Heading north again, up the east coast of Tasmania, we stopped at a spot outside the old town of Swansea, which sits on Great Oyster Bay. The road to Swansea is crossed by a deep gully, and the gully is in turn crossed by a bridge: the Spiky Bridge, also known as the Prisoners Bridge.
Constructed in 1843 of local fieldstones, the convict-built bridge was created almost entirely without mortar or concrete. In the book, I mention that there are more practical explanation for the rocky spikes along the bridge than the one I reported, and the most common of those practical reasons seems to be that it would prevent cattle from falling over the edge. I can imagine they’d accomplish that.
Swansea overlooks Freycinet National Park, one of Tasmania’s oldest national parks, but that park, along with the other colonial-period relics in Swansea, will have to wait for a return trip to Tasmania.
6 responses to “Spiky Bridge”
I remember this bridge. It gets less attention than the Richmond and Ross Bridges, but I though it was the most fascinating in a way. Love your photos.

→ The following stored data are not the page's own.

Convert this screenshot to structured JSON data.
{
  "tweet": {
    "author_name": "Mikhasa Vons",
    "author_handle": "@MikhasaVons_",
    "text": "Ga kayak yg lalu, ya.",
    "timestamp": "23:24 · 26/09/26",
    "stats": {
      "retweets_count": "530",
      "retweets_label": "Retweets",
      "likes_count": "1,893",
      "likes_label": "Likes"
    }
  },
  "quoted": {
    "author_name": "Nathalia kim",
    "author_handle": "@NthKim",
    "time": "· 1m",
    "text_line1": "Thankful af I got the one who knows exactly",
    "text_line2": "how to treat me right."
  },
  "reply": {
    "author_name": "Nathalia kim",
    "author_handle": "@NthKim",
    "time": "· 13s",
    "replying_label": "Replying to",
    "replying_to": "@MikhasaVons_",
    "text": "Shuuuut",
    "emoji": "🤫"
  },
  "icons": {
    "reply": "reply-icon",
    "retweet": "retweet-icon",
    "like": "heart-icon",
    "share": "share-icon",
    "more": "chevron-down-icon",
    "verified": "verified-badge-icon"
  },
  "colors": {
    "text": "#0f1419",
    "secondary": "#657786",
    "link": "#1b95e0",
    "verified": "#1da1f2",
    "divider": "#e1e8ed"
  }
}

Thanks. And where’s the Ross Bridge? I saw the Richmond Bridge, but I don’t remember a Ross Bridge. But then, one of the great disappointments in Tasmania was that the tour had been cut from 14 days to 9, so I know I missed a lot. I just need to come back.
LOL It’s in the town of Ross: http://en.wikipedia.org/wiki/Ross,_Tasmania
I think it was a really pretty bridge. Ross in sort of east-centre – anyhow, there’s a map on the Wikipedia article.
It’s a grand looking bridge. Looks like it belongs on a really lovely estate somewhere in England.
This bridge feels of agony still. From Richmond and its lovely graceful bridge with sumnmer picnicers about lawn, the road North along the coast and low bushland is so comfortable. Then the Spiky Bridge appears and one can understand the irony of smooth rock fits to sharp edged mysery of the inmate told to build a crossing over the branch. Tasmania is a wonderful land. One only has to slurp an oyster to know there is mystery there.
Wonderfully and poetically expressed, Chris—and all true. Nice to “meet” someone else who thinks Tasmania is special.